Бывает, маленькие девочки имеют для игры деревянных кукол, бывает, берут простые деревяшки, щепки, пеленают, качают их… все как с живыми младенцами. А здесь была женщина и укачивала деревяшку всерьез, а не играла, не шутковала с нею. Когда я подошла близко, она обернулась на меня и зашипела страшно, как змея. Я не решилась заговорить с ней.
Но тут из хатки вышла другая женщина, старуха, и увела молодую с младенцем из полена во двор. Заодно впустила и меня. Канонада притихла. Конвоиры кинулись на поиски, но добрая старушка спрятала меня в погреб. Два дня высидела я в том погребе. Старушка давала мне еду, питье, разную теплую ветошь укрыться от холода. В погребе сохранялся снег. Много раз старушка оставалась посидеть со мной и все горевала о той женщине, что возилась с поленом, как с младенцем. Это была ее дочка. В канун войны она вышла замуж, забеременела и родила хорошенького сыночка. Родила уже без мужа, которого взяли на войну, и полюбила за двоих. Куда сама, туда и сыночка, никогда не спускала его с рук и спать брала с собой. Когда немцев турнули сперва от Москвы, потом от Сталинграда, они решили укрепиться здесь, на Днепре. Погнали всех-всех рыть окопы. Потребовали и эту женщину.
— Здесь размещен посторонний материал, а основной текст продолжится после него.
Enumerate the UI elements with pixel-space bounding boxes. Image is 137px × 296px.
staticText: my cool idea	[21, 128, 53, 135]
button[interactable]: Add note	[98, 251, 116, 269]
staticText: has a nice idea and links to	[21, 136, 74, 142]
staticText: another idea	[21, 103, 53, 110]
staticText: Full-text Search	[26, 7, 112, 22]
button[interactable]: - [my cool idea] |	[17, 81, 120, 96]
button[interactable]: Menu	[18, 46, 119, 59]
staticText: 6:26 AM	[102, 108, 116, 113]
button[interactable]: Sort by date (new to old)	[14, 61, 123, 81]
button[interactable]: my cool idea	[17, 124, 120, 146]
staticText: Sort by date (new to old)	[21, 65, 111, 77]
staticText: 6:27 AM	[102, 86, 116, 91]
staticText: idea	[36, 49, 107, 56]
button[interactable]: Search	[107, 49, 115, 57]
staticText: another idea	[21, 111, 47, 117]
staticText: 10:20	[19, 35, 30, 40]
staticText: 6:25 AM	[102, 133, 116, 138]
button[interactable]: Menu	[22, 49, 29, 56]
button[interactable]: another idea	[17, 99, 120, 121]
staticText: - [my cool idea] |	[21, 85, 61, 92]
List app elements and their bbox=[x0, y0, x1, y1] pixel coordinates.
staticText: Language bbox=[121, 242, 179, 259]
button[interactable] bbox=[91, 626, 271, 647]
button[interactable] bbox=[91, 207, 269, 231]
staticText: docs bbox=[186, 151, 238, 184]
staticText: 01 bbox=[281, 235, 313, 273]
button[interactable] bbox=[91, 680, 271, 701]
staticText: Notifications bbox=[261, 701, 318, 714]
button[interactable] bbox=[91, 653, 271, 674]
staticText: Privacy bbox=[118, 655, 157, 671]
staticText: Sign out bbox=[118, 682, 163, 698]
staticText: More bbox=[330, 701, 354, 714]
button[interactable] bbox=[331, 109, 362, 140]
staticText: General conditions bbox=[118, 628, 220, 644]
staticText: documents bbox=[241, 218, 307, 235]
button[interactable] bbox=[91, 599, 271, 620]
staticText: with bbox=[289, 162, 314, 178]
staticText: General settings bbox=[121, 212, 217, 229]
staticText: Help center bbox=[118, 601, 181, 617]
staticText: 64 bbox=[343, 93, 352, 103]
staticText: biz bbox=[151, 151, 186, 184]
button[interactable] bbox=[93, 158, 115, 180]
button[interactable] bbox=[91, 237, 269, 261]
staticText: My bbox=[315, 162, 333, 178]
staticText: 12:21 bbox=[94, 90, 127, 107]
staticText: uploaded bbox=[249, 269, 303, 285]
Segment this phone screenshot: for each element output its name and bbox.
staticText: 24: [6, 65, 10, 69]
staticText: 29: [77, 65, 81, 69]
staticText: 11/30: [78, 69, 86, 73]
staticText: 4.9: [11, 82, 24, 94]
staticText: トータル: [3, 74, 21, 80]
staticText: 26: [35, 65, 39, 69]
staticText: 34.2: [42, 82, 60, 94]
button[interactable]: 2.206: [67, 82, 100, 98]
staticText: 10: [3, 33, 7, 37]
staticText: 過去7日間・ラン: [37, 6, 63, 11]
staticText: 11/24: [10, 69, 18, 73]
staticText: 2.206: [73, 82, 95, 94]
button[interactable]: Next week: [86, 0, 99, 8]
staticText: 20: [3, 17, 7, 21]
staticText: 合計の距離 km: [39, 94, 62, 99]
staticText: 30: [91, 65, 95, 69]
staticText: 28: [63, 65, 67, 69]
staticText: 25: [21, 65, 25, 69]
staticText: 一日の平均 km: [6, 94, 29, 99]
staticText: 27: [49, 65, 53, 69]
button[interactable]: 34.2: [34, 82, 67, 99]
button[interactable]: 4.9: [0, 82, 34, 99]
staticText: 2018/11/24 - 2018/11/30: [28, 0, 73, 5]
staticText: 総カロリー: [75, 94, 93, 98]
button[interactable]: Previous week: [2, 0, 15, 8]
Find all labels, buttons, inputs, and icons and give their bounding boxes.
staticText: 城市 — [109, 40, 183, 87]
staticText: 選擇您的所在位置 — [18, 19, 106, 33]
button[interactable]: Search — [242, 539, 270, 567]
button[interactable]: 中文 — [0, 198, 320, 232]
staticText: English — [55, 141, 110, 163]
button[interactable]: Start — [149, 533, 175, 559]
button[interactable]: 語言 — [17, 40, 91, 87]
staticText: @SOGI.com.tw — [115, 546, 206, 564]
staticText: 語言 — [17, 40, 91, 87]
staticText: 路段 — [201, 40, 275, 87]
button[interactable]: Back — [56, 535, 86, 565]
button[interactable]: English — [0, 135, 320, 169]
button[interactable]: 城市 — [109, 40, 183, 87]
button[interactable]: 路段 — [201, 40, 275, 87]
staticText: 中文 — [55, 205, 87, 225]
Она сказала:
«Не могу, сынок не пускает».
«Какой? Где он?»
«Вот», — и подняла сынка над головой. Кудрявый, полненький, розовый, как ангел.
А фашисты бах-бах в него и застрелили, потом: «Го-го-го!.. Теперь пустит!»
Ну, женщина и лишилась разума — мертвое полено считает живым сыночком, пеленает его, баюкает, целует. Погреб близко от хаты, во дворе, в нем все слышно. Два дня слушала я эту материнскую любовь, слез пролила… чуть-чуть не растопила в погребе весь снег и запомнила все песенки несчастной, все словечки навечно.
Танюшка умолкла, закрыла лицо ладонями. Сквозь пальцы пробились слезы. Потом, совладев с ними, сказала:
— Сойдется же: одному — смертное горе, гибель, а другому — радость, спасение. В смертном горе той женщины, в погибели ее сыночка, я нашла себе избавление от смерти. Но я не могу радоваться, тут больше пристало плакать. Слушая несчастную мать, подумала: заведу и я себе деревянного сыночка. Он спасет меня, проведет до дому…
Облавы, обыски кончились. На меня либо махнули рукой, либо схватили кого-нибудь взамен. Я попросила у хозяйки немного ветоши, потом завернула в нее небольшое полено и начала выбираться из Дубовки. Здесь испытывать свое счастье — еще раз пробовать перейти за фронт — было слишком опасно.
Ясный день. Небо чистое, ни самолетов в нем, ни снарядов. На улицах полно гитлерни. А я иду смело, прямо, будто на всем свете одна со своим сыночком. Иду, укачиваю его. То запою:
Баю-баюшки, сынок, Спи, кудрявенький лобок!То начну целовать его: «Ах ты мой богатырь, мой защитник!»
Иду навстречу фашистским патрулям, мимо немецкой комендатуры. Все делаю как та безумная.
Прошла всю Дубовку и еще два поста за ней — не спросили ни пропуска, ни имени, знать, приняли за ту несчастную. Вид у меня был под стать ей: лохматая, драная, грязная, босая.